There is an upcoming project that I am working on that is perfect for a Trinket. It will be on my desk, connected to an AC adapter and a few remote components such as LEDs and buttons. I am not comfortable with having a bare Trinket just dangling and sliding around the desk. A full enclosure feels like overkill. I thought I would, instead, go with a mounting plate. The Trinket and power jack can mount directly to the plate; the wires and connections can zip-tie to the plate as a strain-relief.
I took a few measurements and set about to designing a 3D model to print.
I ended up with the following design, which I’m calling the Trinket Platter. The Trinket connects to the base with M2 screws. The DC power jack panel-mounts to the vertical surface. You can zip-tie wires to oval hole. Because the 90-degree angle between the two surfaces is a stress point, I designed that corner with its own form of strain relief. The outside edges have quarter-circles. The inside corner edge is rounded, not sharp.

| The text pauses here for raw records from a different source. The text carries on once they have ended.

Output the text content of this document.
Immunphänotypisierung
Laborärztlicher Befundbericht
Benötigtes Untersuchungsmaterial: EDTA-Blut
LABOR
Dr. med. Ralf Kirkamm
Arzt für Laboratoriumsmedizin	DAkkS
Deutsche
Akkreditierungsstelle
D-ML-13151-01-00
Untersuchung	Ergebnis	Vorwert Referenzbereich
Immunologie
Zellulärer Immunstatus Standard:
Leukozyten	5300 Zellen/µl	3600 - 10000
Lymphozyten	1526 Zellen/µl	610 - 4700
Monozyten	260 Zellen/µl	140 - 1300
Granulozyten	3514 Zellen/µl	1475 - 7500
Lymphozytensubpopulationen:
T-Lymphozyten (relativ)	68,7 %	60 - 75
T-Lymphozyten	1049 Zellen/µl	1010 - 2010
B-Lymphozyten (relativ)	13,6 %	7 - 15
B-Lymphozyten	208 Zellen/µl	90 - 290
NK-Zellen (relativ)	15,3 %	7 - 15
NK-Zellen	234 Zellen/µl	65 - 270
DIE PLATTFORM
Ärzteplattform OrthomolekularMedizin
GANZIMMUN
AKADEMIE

After printing and initial test mounting, I ended up with this:
The 3D file, the OpenSCAD source file, and more detailed instructions can be found on the trinket-platter GitHub page. You’ll see more of this little guy in the coming month.
Update: Apparently I only set up the GitHub project page without also uploading the STL to Thingiverse when I published this article. You can now find it on Thingiverse.